Jason Moore [77] points to the impact of Koza’s first GP book [1] in artificial intelligence (AI), artificial life, machine learning, art, biology, economics and engineering but questions if Darwin’s fitness driven evolution is helpful. (You may remember the full title is “Genetic Programming: On the programming of computers by means of natural selection”, which was inspired by that of Charles Darwin’s 1859 revolutionary book “On the Origin of Species by Means of Natural Selection” [78].) Instead Moore focuses on the importance of the representation used to define the programs, the variation operators used to modify them and suggests perhaps GP needs a name change. Certainly the last 30+ years have seen an expansion in GP representations from interpretable Lisp trees (including ADFs [38]) to linear GP [79], grammatical evolution [80], and graph based GP, such as cartesian genetic programming [81]. Also genetic improvement [82, 83] has reinforced the idea that existing computer programs are not fragile [84] and can also be evolved, with genetic representations as diverse as: lines of C++ code [85], Java [86], XML based abstract syntax trees [65],Footnote 6 SQL [88, 89], Java byte code  [90,91,92], assembler [93], Clang intermediate code [94] and even binary machine code [95]. Moore is correct in saying that not only are trees not the only representation but also genetic search is not the only game in town. Already people have (in addition to genetic algorithms [1]) been successful with: hill climbing [96], simulated annealing [97], novelty search [98] and Monte-Carlo Tree Search [99]. As he points out we need to be cautious about re-naming, for example, often people do not like “random” but the equivalent “stochastic” sounds more scientific. But in the end he points out whatever we call GP our goal must be to continue to help people and help society.

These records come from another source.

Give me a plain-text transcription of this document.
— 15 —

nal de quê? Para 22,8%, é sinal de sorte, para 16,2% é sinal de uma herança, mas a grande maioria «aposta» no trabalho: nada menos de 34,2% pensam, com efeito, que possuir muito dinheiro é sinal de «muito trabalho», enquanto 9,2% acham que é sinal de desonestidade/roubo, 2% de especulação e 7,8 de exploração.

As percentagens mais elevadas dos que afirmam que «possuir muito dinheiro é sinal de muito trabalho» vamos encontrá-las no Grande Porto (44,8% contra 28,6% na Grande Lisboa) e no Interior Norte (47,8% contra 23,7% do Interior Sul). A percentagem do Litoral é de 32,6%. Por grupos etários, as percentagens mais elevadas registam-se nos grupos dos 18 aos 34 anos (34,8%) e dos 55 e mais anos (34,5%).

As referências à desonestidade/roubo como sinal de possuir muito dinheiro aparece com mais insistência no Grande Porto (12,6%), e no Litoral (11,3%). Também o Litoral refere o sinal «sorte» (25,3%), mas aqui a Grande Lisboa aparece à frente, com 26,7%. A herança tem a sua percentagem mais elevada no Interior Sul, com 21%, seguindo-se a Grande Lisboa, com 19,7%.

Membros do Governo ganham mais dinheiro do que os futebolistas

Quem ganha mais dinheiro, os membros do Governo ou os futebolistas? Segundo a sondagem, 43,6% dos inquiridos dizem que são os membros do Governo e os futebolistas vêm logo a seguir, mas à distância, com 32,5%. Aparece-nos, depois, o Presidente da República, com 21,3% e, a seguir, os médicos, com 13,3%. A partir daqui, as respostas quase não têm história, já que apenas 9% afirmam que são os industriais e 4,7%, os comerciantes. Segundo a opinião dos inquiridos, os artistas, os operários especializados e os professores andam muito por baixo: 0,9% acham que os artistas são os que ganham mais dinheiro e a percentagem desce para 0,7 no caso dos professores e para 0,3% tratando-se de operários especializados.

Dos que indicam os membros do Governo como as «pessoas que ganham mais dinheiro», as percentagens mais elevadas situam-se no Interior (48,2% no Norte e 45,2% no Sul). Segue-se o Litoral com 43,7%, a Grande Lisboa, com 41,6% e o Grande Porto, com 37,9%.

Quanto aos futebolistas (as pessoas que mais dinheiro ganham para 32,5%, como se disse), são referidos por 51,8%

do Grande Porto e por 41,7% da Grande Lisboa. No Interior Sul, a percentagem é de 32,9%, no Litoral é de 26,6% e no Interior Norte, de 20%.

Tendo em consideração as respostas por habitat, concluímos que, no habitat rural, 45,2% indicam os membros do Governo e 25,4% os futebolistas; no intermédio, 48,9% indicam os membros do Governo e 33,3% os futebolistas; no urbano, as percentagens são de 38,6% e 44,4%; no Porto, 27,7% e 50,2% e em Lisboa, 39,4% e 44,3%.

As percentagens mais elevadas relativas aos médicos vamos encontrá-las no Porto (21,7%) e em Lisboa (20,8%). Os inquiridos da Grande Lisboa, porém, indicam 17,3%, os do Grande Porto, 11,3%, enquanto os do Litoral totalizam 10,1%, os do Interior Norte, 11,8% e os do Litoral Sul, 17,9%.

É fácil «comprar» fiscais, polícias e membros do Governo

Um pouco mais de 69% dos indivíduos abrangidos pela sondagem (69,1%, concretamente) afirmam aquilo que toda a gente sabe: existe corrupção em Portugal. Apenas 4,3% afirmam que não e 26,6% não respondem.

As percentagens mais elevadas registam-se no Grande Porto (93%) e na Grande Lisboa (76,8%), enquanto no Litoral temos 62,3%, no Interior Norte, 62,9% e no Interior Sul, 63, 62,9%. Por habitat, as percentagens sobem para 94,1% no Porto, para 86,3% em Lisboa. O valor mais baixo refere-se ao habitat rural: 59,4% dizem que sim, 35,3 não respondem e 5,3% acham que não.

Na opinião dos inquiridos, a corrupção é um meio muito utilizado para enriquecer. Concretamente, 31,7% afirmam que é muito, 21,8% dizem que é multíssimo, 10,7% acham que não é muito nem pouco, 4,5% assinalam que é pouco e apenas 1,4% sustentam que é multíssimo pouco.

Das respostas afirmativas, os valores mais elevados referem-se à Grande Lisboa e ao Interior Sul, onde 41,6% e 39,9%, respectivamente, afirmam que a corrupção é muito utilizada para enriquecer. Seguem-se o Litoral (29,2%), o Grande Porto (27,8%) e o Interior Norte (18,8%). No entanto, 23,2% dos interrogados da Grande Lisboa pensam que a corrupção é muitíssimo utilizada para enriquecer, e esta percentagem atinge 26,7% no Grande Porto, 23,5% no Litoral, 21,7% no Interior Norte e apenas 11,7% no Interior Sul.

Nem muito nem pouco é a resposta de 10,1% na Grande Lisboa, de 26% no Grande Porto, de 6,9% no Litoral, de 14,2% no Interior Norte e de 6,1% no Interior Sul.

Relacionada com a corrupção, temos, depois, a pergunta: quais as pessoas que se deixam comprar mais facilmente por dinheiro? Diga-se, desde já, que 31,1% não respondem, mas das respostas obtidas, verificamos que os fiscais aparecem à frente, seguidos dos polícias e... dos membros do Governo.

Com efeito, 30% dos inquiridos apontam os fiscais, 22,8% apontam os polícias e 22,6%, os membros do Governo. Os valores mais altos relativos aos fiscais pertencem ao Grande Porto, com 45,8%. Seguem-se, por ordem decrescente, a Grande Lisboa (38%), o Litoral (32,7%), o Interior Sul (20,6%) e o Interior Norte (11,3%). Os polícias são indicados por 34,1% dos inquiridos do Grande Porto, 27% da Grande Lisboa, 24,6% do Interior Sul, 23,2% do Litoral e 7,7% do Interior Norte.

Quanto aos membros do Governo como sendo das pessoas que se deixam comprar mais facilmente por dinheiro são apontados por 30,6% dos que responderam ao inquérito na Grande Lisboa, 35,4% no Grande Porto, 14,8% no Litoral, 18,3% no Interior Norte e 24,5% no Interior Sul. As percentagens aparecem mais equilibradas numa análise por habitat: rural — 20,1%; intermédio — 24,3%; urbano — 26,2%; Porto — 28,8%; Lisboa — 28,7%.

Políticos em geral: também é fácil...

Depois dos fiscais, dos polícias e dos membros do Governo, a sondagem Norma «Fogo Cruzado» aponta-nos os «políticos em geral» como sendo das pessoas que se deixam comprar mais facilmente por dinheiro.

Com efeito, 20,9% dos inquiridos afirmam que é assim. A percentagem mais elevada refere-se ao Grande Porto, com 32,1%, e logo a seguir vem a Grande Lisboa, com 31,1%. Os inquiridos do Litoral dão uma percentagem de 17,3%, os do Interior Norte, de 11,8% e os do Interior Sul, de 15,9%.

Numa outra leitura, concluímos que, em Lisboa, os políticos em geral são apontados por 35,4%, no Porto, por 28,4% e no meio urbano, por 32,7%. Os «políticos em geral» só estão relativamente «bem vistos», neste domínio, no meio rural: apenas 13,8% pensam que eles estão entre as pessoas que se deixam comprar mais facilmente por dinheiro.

Colin Johnson [100] points to the “unreasonable effectiveness” of GP fitness functions but nevertheless suggests several ways to improve them including information theory [101], and suggests the possibility of a universal fitness function, perhaps derived from existing examples, e.g. using his Learned Guidance Function LGF [102]. Similarly we can regard GP as providing a universal representation [103]. He also mentions current work on using deep neural network based large language models (LLMs) in natural language processing (NLP) text generation applications. Perhaps LGFs with LLMs could act as surrogate fitness functions [104] and may be give multitudes of fitness test points? He also suggests we abandon static fitness functions, and instead use dynamic fitness functions, whose role and target change during the run as the GP population evolves. (In some ways dynamic fitness functions might emulate the often hoped for role of co-evolution of continuously stretching the populations, by adapting the direction of fitness selection. Thus preventing any species in the ecosystem from stagnating near a local optimum. See also Heywood [22], page 3 above.) Johnson highlights work by Krzysztof Krawiec [105], which perhaps has already taken a step in the direction advocated by Jason Moore [77] (see previous paragraph), where instead of fitness being applied blindly, “black box”, to the whole organism (i.e. the whole program) “search drivers” consider components within the program [106] and try to improve the whole by improving its parts. This is very much in the mode of recent “white box, blind no more” work by Darrell Whitely [107], where Whitely uses variable interaction graphs (VIGs) to find the natural components of combinatorial problems and uses them with crossover to effectively search vast spaces. See also Zaidi’s Value State Flow Graphs (VSFGs) for describing data flows inside programs [108]. Perhaps VIGs or VSFGs could be used in GP? Perhaps with a degree of fuzziness to eliminate potential weak connections between program components? Perhaps approximate VIGs could form part of the inherited genotype? Perhaps they could themselves be subject to mutation or other genetic operations, with new programs (epigenomes) being stochastically generated from VIGs?

I would like again to thank the contributors to this peer commentary and especially the two editorial “Lions” for assembling such a diverse set of skilled peer commentators with such good ideas about how to pull GP forward for the next 30 years.